Poland is one of the EU’s largest polluters and home to the Union’s dirtiest power plant. This has taken its toll on the country’s air quality and the health of its citizens.
To help Poland tackle this problem and convert to renewables, the EU-funded SUPREME project connected one of the country’s best energy research centres with the EU’s leading energy institutions – encouraging an exchange of skills and expertise.
Over 36 months, SUPREME helped staff at Poland’s IMP PAN centre to network with researchers in Denmark, the Netherlands and Austria. Together, the experts worked to develop a technical transition plan – envisioning how Poland could produce and consume different forms of sustainable energy in both local and regional systems.
Knowledge shared through the project – which ended in October 2018 – has equipped IMP PAN to become an influential voice on Poland’s transition from fossil fuels to renewables.
‘Before SUPREME, we weren’t cooperating with government agencies but now we do,’ says Ewa Domke, project coordinator and IMP PAN’s manager of international cooperation. ‘We are invited to expert group meetings, so our voice is being heard.’
Not only is IMP-PAN’s voice now heard in government, but in industry too. The research centre is helping automobile companies such as Toyota and Nissan prepare for the future of electric cars in Poland by testing charging points and brainstorming how they could be connected to the main power grid.
Blueprint for the future
Staff at the centre have also helped to initiate a ‘micro-energy cluster’ – a community that produces energy locally, from renewable sources.

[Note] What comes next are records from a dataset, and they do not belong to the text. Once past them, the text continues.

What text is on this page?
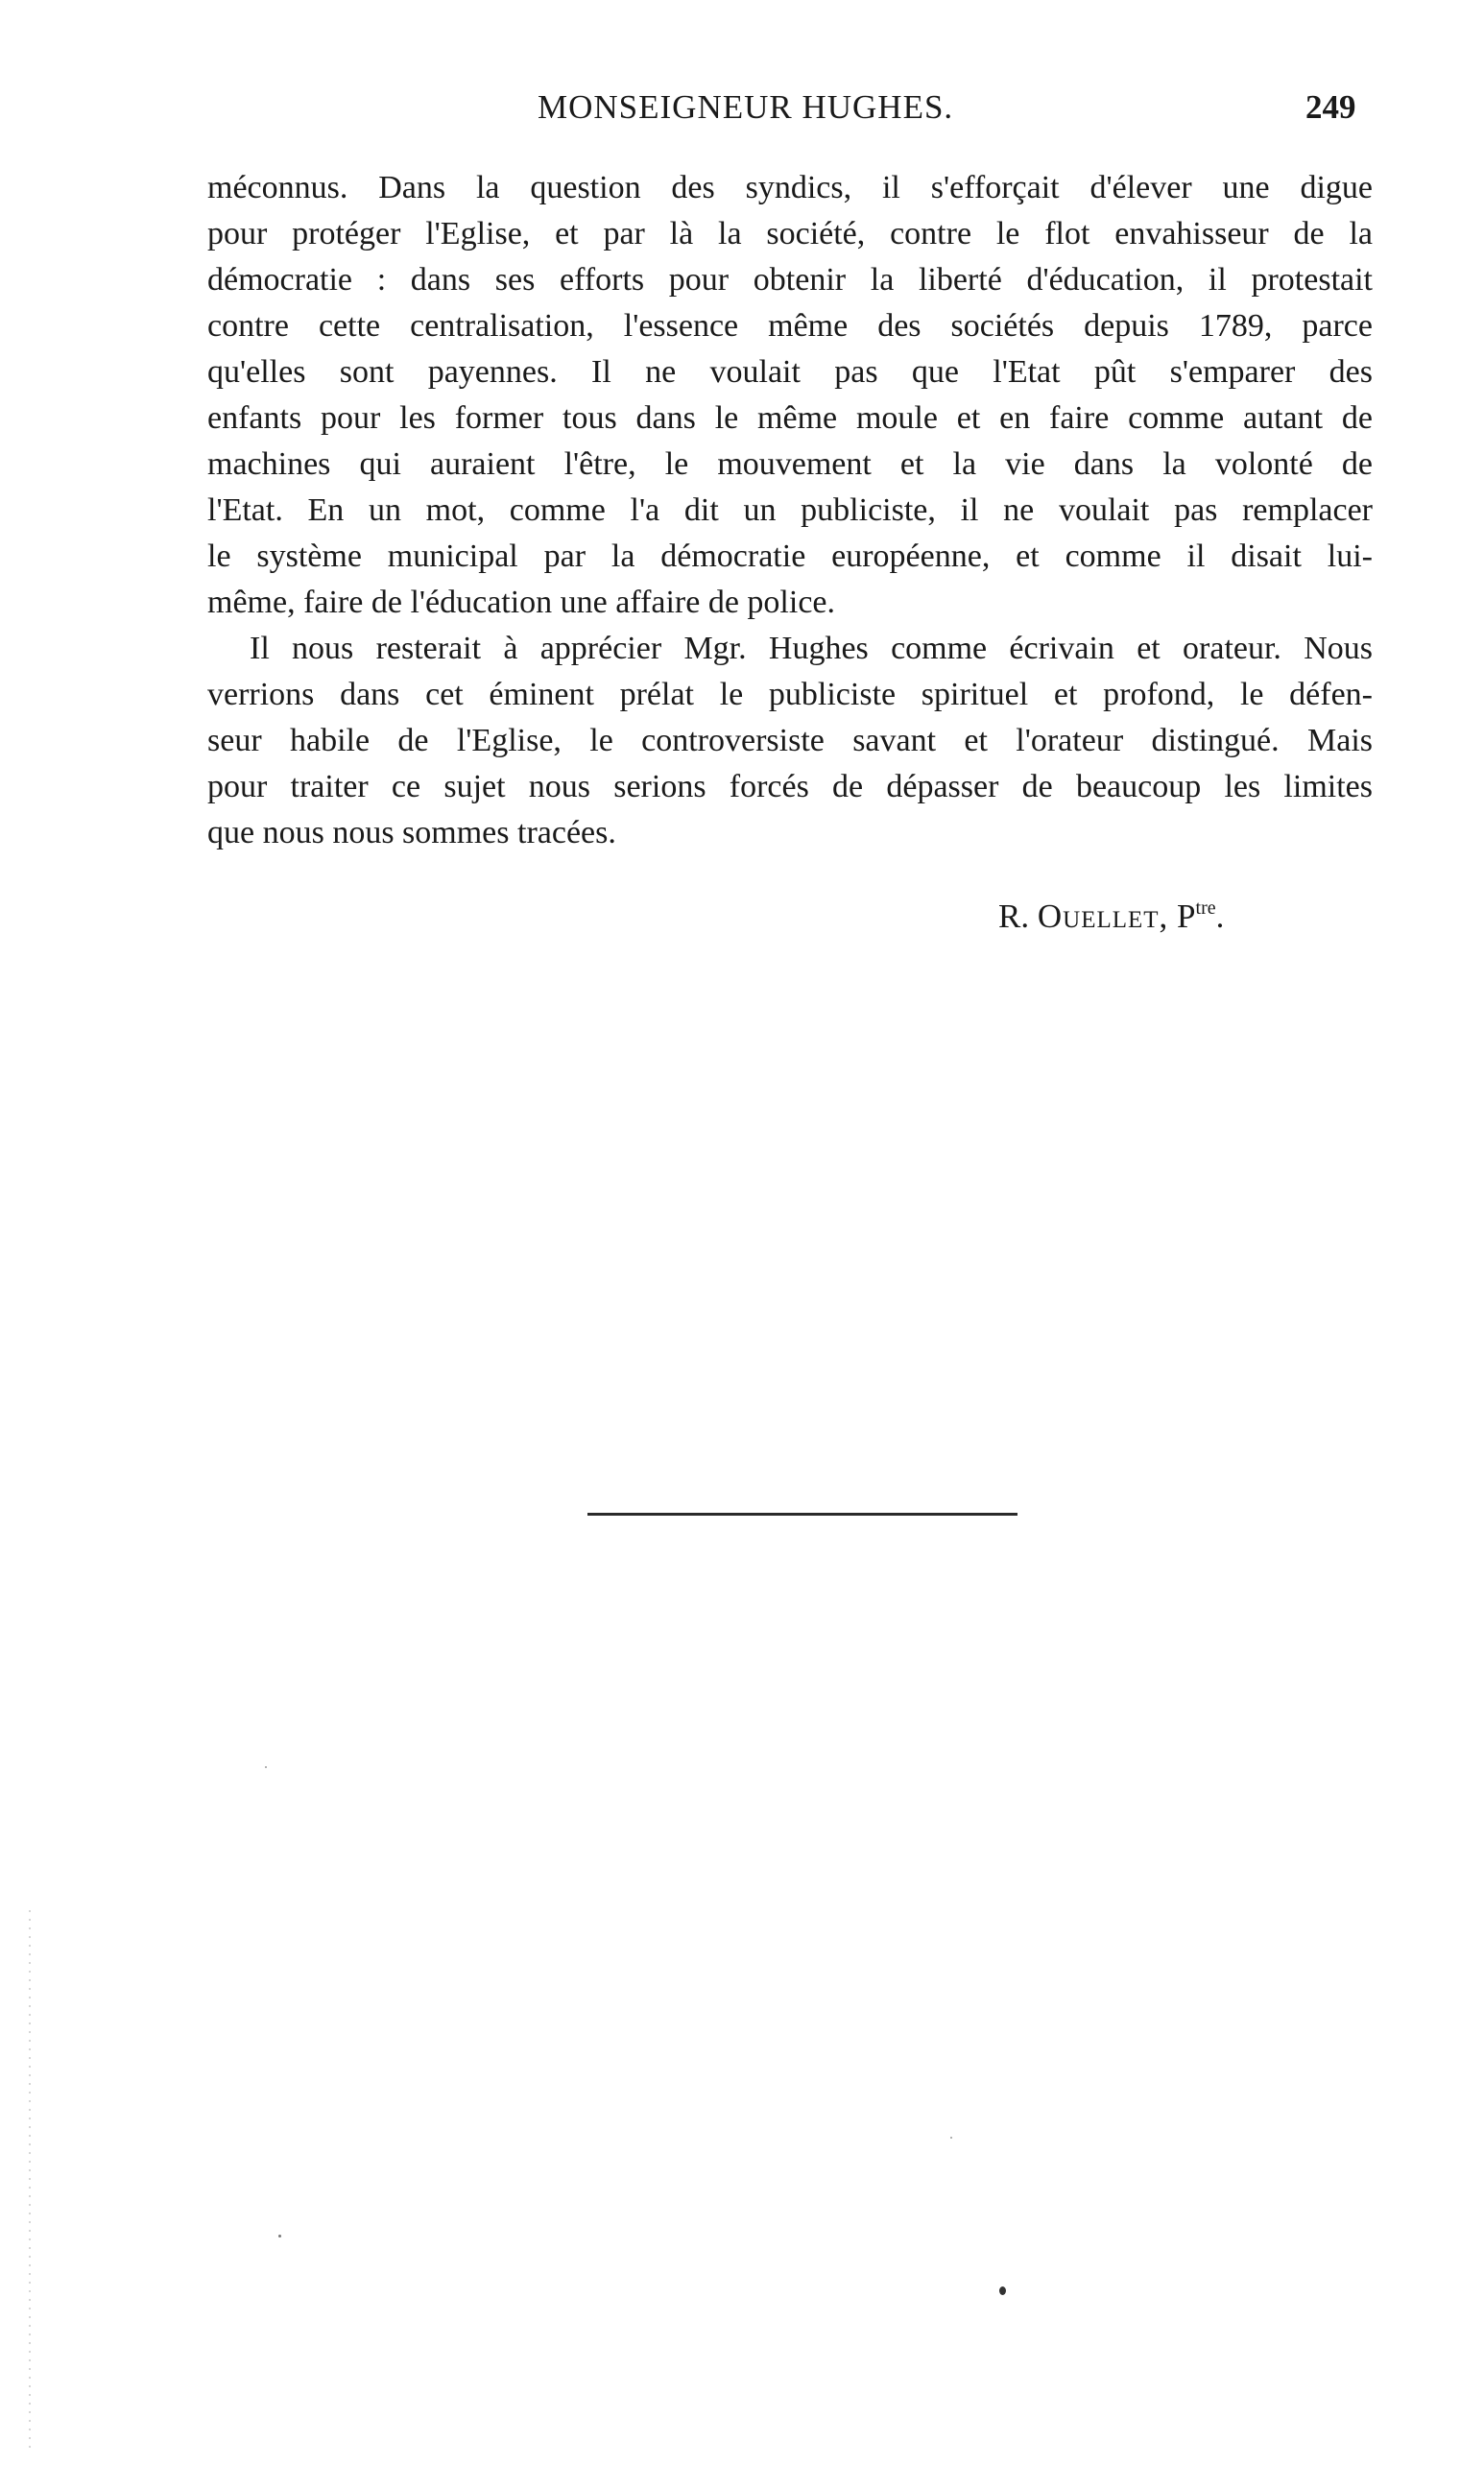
MONSEIGNEUR HUGHES.	249
méconnus. Dans la question des syndics, il s'efforçait d'élever une digue
pour protéger l'Eglise, et par là la société, contre le flot envahisseur de la
démocratie : dans ses efforts pour obtenir la liberté d'éducation, il protestait
contre cette centralisation, l'essence même des sociétés depuis 1789, parce
qu'elles sont payennes. Il ne voulait pas que l'Etat pût s'emparer des
enfants pour les former tous dans le même moule et en faire comme autant de
machines qui auraient l'être, le mouvement et la vie dans la volonté de
l'Etat. En un mot, comme l'a dit un publiciste, il ne voulait pas remplacer
le système municipal par la démocratie européenne, et comme il disait lui-
même, faire de l'éducation une affaire de police.
Il nous resterait à apprécier Mgr. Hughes comme écrivain et orateur. Nous
verrions dans cet éminent prélat le publiciste spirituel et profond, le défen-
seur habile de l'Eglise, le controversiste savant et l'orateur distingué. Mais
pour traiter ce sujet nous serions forcés de dépasser de beaucoup les limites
que nous nous sommes tracées.
R. Ouellet, $P^{tre}$.
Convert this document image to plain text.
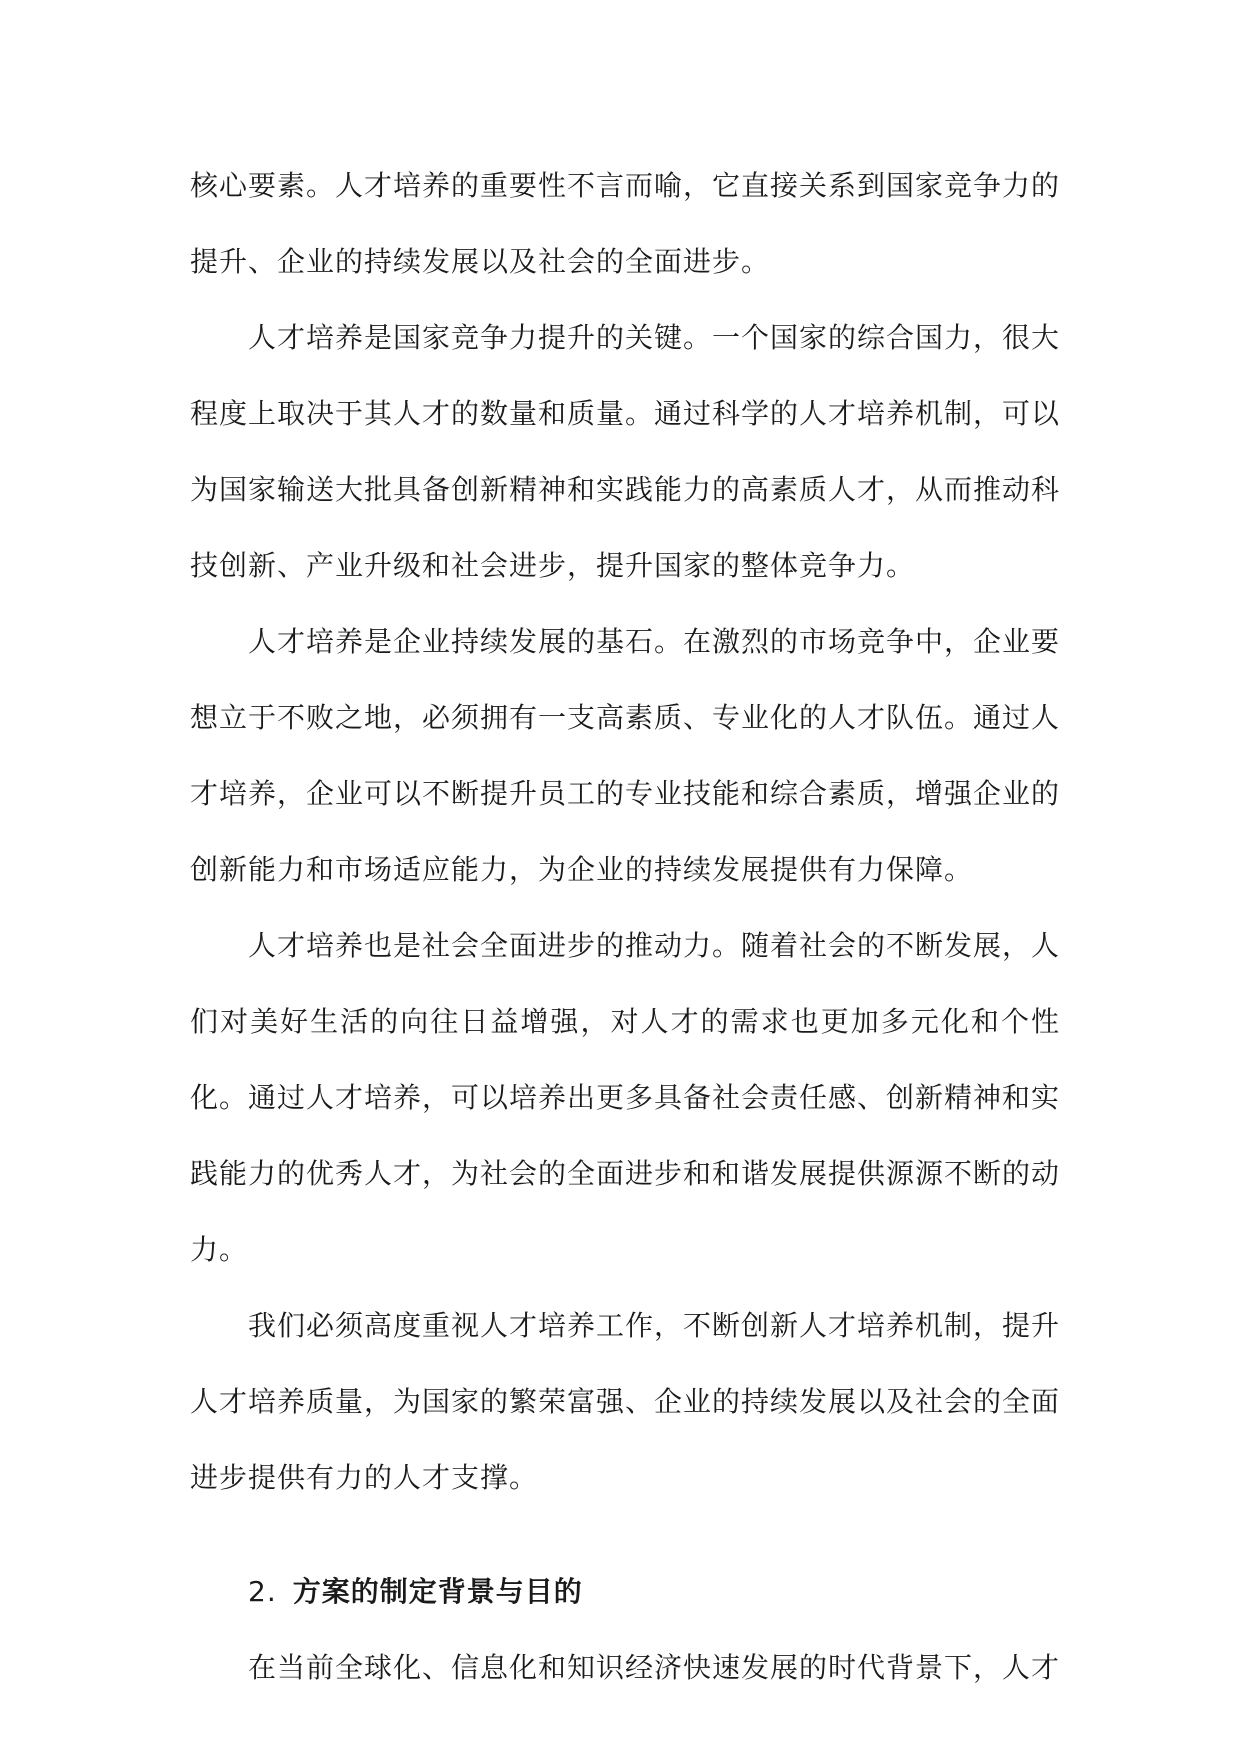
核心要素。人才培养的重要性不言而喻，它直接关系到国家竞争力的提升、企业的持续发展以及社会的全面进步。

人才培养是国家竞争力提升的关键。一个国家的综合国力，很大程度上取决于其人才的数量和质量。通过科学的人才培养机制，可以为国家输送大批具备创新精神和实践能力的高素质人才，从而推动科技创新、产业升级和社会进步，提升国家的整体竞争力。

人才培养是企业持续发展的基石。在激烈的市场竞争中，企业要想立于不败之地，必须拥有一支高素质、专业化的人才队伍。通过人才培养，企业可以不断提升员工的专业技能和综合素质，增强企业的创新能力和市场适应能力，为企业的持续发展提供有力保障。

人才培养也是社会全面进步的推动力。随着社会的不断发展，人们对美好生活的向往日益增强，对人才的需求也更加多元化和个性化。通过人才培养，可以培养出更多具备社会责任感、创新精神和实践能力的优秀人才，为社会的全面进步和和谐发展提供源源不断的动力。

我们必须高度重视人才培养工作，不断创新人才培养机制，提升人才培养质量，为国家的繁荣富强、企业的持续发展以及社会的全面进步提供有力的人才支撑。

2. 方案的制定背景与目的

在当前全球化、信息化和知识经济快速发展的时代背景下，人才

IMP PAN acts as the community’s expert advisor, helping to design the local grid and testing how new technologies will impact the national grid.
‘At the beginning of the project, we didn’t have enough competence to advise or be part of this. But thanks to trainings and knowledge we got from our partners from Denmark, the Netherlands and Austria, we have been able to model, design and test smart energy systems,’ says Domke.
‘When you want to change something, either it’s a revolution, when everything starts from scratch, or it’s a slow step-by-step process,’ she adds. ‘We are part of this small step by step in Poland towards sustainability.’.